Even her femininity involved contradictions. Soft-spoken, yet assertive, she refused to concern herself with important national or international issues although she appeared intelligent enough to do so. Both John and Robert Kennedy underlined this interpretation of her role. Robert, the attorney general, noted approvingly that she was the kind of wife who would not worry her husband at the end of a long day with, “What’s new in Laos?” John Kennedy made the same point when he said, “I don’t have to fight the day’s political battles over again at night” (Qtd in Watson and Rienner, 2000, p. 44).

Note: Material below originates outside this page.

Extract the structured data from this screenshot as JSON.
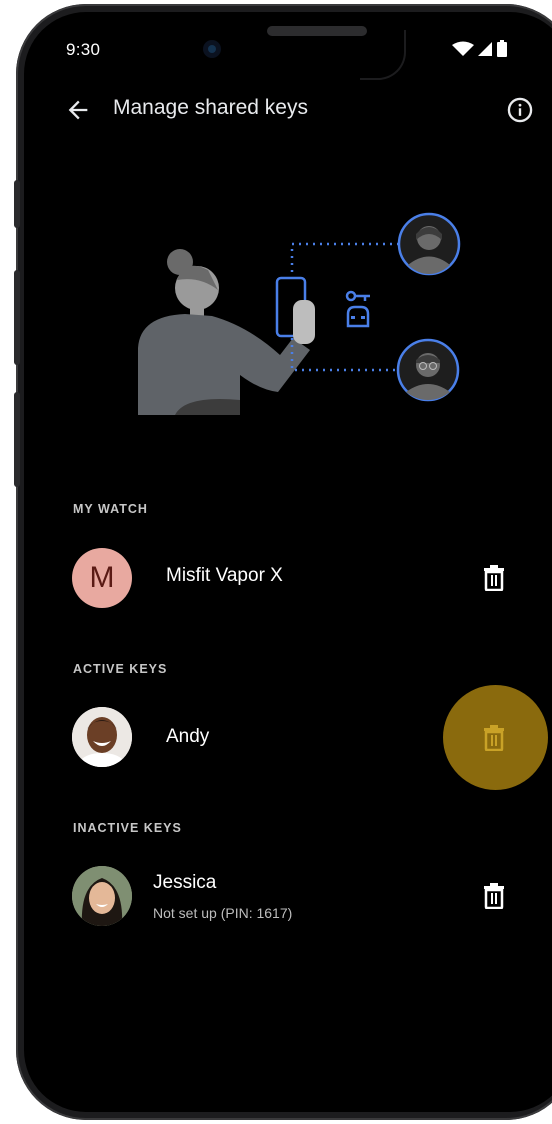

More than all previous candidates’ wives, Jackie Kennedy used every kind of media to boost her husband and canvass voters for him. She, according to Life, “is making broadcasts in the three foreign languages she speaks fluently” She was credited with her weekly newspaper column, “Campaign Wife,” which was distributed by the national committee, her Helpmate newspaperwomen teas, her efforts with the “Calling for Kennedy Week,” and a series of films called, “Coffee with Mrs. Kennedy,” with different casts for different states (Schwalbe, 2005). The press was not critical of these publicity efforts. The coverage focused on looks and fashion style. The news magazines noted, “One of her chief interests is high fashion. She is regarded as a pacesetter in choosing and wearing new clothing styles” (Qtd in Zelman, 1980, p. 56). Her partnership was as a supportive escort, without a political agenda of her own. Her newsworthiness was such that after the election, she hired the first of the first ladies’ press secretaries and remained a style pacesetter with her own television documentary to highlight her work on restoring the White House.